Intervention de Pierre-Yves Collombat

Réunion du 23 juin 2005 à 15h00
Audience d'homologation de la comparution sur reconnaissance préalable de culpabilité — Demande de renvoi à la commission

Photo de Pierre-Yves CollombatPierre-Yves Collombat :

C'est là que les problèmes de forme rejoignent la question de fond.

Pourquoi, monsieur le ministre, traiter de manière aussi cavalière les assemblées parlementaires ? Pourquoi multiplier les procédures de jugement accélérées ? Pourquoi, faute d'avoir pu obtenir une homologation en chambre du conseil, rendre facultative la présence du procureur lors de l'audience publique d'homologation de la CRPC ? Parce que, pour vous, les débats des chambres, tout comme la présence des procureurs en audience publique d'homologation, sont du temps perdu, un formalisme, un rituel désuet dont n'ont que faire des gestionnaires modernes, efficaces et assoiffés d'innovation. Nous vivons, comme le disait un humoriste, une époque moderne : le progrès fait rage ! Vous nous l'avez d'ailleurs rappelé encore tout à l'heure.

J'entends déjà les réponses qui vont m'être faites : pourquoi perdre du temps, pourquoi compliquer une proposition aussi anodine que la suppression de l'obligation de la présence d'un muet dans une audience, même publique ?

Si pour vous, monsieur le ministre, si pour vous, monsieur le rapporteur, chers collègues, la justice n'a qu'une fonction de régulation sociale, au même titre et sur le même plan que le ministère dit « de la cohésion sociale » ou que le ministère de l'intérieur - vous l'avez constaté, son actuel titulaire vient de s'autoproclamer juge de l'application des peines en chef -, si pour vous les jugements ne sont qu'un moment dans un processus de re-conditionnement des délinquants - de « renforcement », dirait-on dans le langage mécanicien des behavioristes - et un moyen de réconforter la population, vous avez mille fois raison ! Concentrons-nous donc sur la gestion des flux, économisons le temps et les moyens insuffisants dont nous disposons ! Tel est d'ailleurs le thème récurrent de la plupart des débats sur les procédures accélérées de jugement, telle est la justification régulière des « innovations » passées et telle sera la justification des innovations futures.

Mais est-ce seulement cela, est-ce essentiellement cela, l'oeuvre de justice ?

Comme le souligne Kelsen, nous sommes là dans le domaine non pas du fait, mais du droit, du normatif.
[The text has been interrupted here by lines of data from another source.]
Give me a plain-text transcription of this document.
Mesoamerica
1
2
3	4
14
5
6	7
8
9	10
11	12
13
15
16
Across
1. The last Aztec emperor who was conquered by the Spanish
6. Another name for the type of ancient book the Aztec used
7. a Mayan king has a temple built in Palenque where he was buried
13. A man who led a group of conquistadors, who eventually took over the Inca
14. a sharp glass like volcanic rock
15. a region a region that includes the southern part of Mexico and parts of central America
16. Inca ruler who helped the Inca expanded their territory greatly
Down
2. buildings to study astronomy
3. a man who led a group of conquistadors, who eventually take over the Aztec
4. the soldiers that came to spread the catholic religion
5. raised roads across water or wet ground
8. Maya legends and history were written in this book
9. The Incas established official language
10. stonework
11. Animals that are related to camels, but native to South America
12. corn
Le jugement ne « répond » pas, dans une relation de cause à effet, à l'acte délictueux ou criminel : il rappelle ce qui « doit être ». La conception managériale dominante de la justice veut ignorer que, fondamentalement, c'est de son déploiement dans l'ordre symbolique que le jugement tire l'essentiel de son efficace. D'où l'importance des symboles, du formalisme et des rites.

Même muet, le procureur de la République, par sa présence, rappelle au prévenu - ici, à la personne intéressée - qu'il a porté tort non pas seulement à quelqu'un, mais aussi à l'ordre juridique qui garantit le pacte social et politique.
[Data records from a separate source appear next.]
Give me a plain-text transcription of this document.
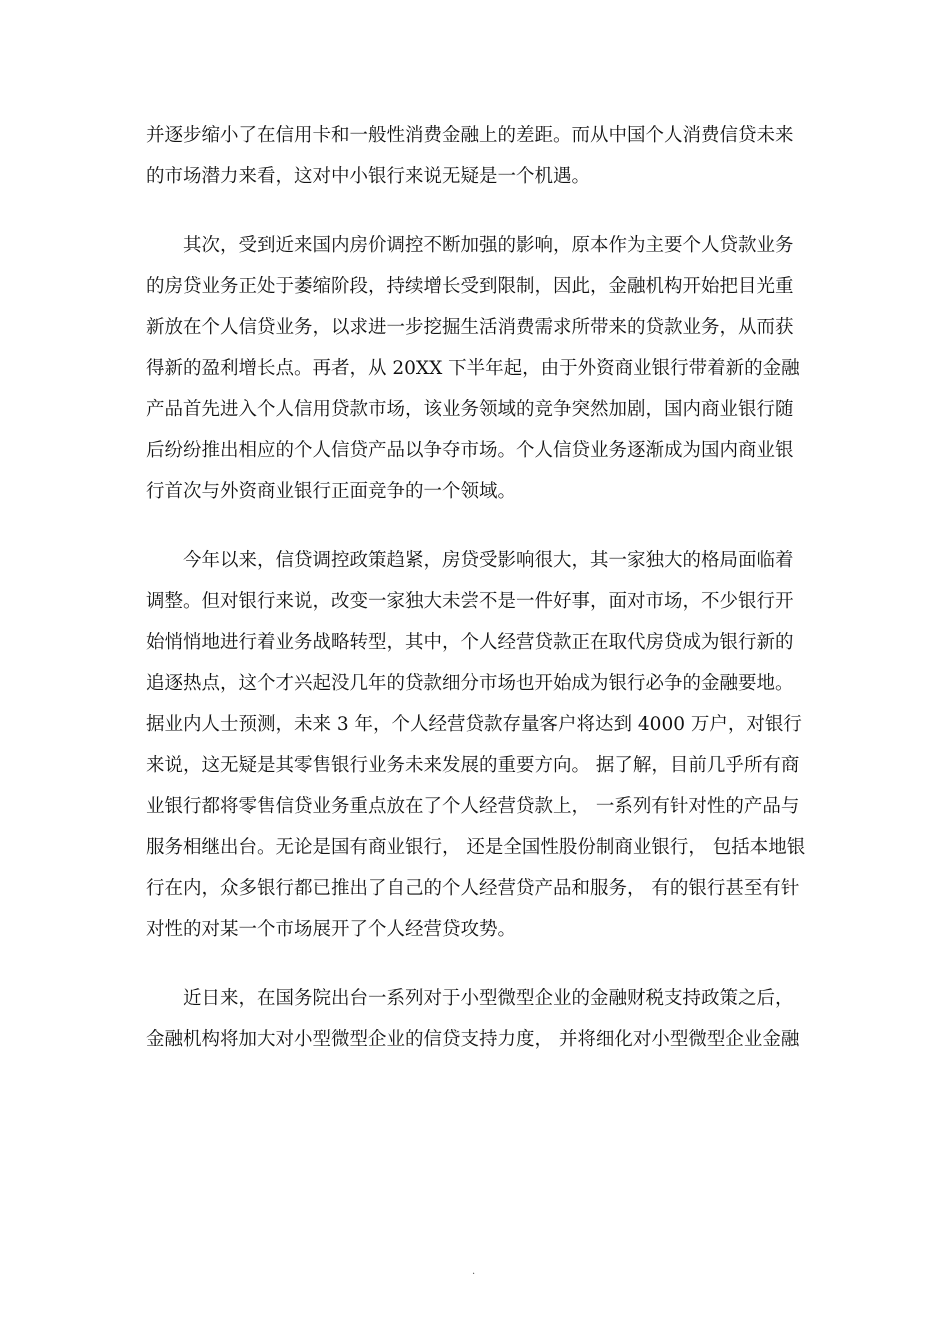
并逐步缩小了在信用卡和一般性消费金融上的差距。而从中国个人消费信贷未来
的市场潜力来看，这对中小银行来说无疑是一个机遇。

　　其次，受到近来国内房价调控不断加强的影响，原本作为主要个人贷款业务
的房贷业务正处于萎缩阶段，持续增长受到限制，因此，金融机构开始把目光重
新放在个人信贷业务，以求进一步挖掘生活消费需求所带来的贷款业务，从而获
得新的盈利增长点。再者，从 20XX 下半年起，由于外资商业银行带着新的金融
产品首先进入个人信用贷款市场，该业务领域的竞争突然加剧，国内商业银行随
后纷纷推出相应的个人信贷产品以争夺市场。个人信贷业务逐渐成为国内商业银
行首次与外资商业银行正面竞争的一个领域。

　　今年以来，信贷调控政策趋紧，房贷受影响很大，其一家独大的格局面临着
调整。但对银行来说，改变一家独大未尝不是一件好事，面对市场，不少银行开
始悄悄地进行着业务战略转型，其中，个人经营贷款正在取代房贷成为银行新的
追逐热点，这个才兴起没几年的贷款细分市场也开始成为银行必争的金融要地。
据业内人士预测，未来 3 年，个人经营贷款存量客户将达到 4000 万户，对银行
来说，这无疑是其零售银行业务未来发展的重要方向。 据了解，目前几乎所有商
业银行都将零售信贷业务重点放在了个人经营贷款上， 一系列有针对性的产品与
服务相继出台。无论是国有商业银行， 还是全国性股份制商业银行， 包括本地银
行在内，众多银行都已推出了自己的个人经营贷产品和服务， 有的银行甚至有针
对性的对某一个市场展开了个人经营贷攻势。

　　近日来，在国务院出台一系列对于小型微型企业的金融财税支持政策之后，
金融机构将加大对小型微型企业的信贷支持力度， 并将细化对小型微型企业金融

.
Plus fondamentalement encore, si l'on suit Pierre Legendre, le procureur porte l'interdit qui fera barrière au phantasme et à la transgression.

L'important, ce n'est pas, contrairement à ce qu'on a pu dire à propos de la CRPC, que la personne intéressée « accepte » mieux sa peine parce qu'elle aura l'impression d'avoir fait une bonne affaire : si elle a fait une bonne affaire une fois, elle pourra en faire une deuxième fois. L'important, c'est qu'elle ait l'impression que, symboliquement, cette peine lui redonne sa place parmi les autres.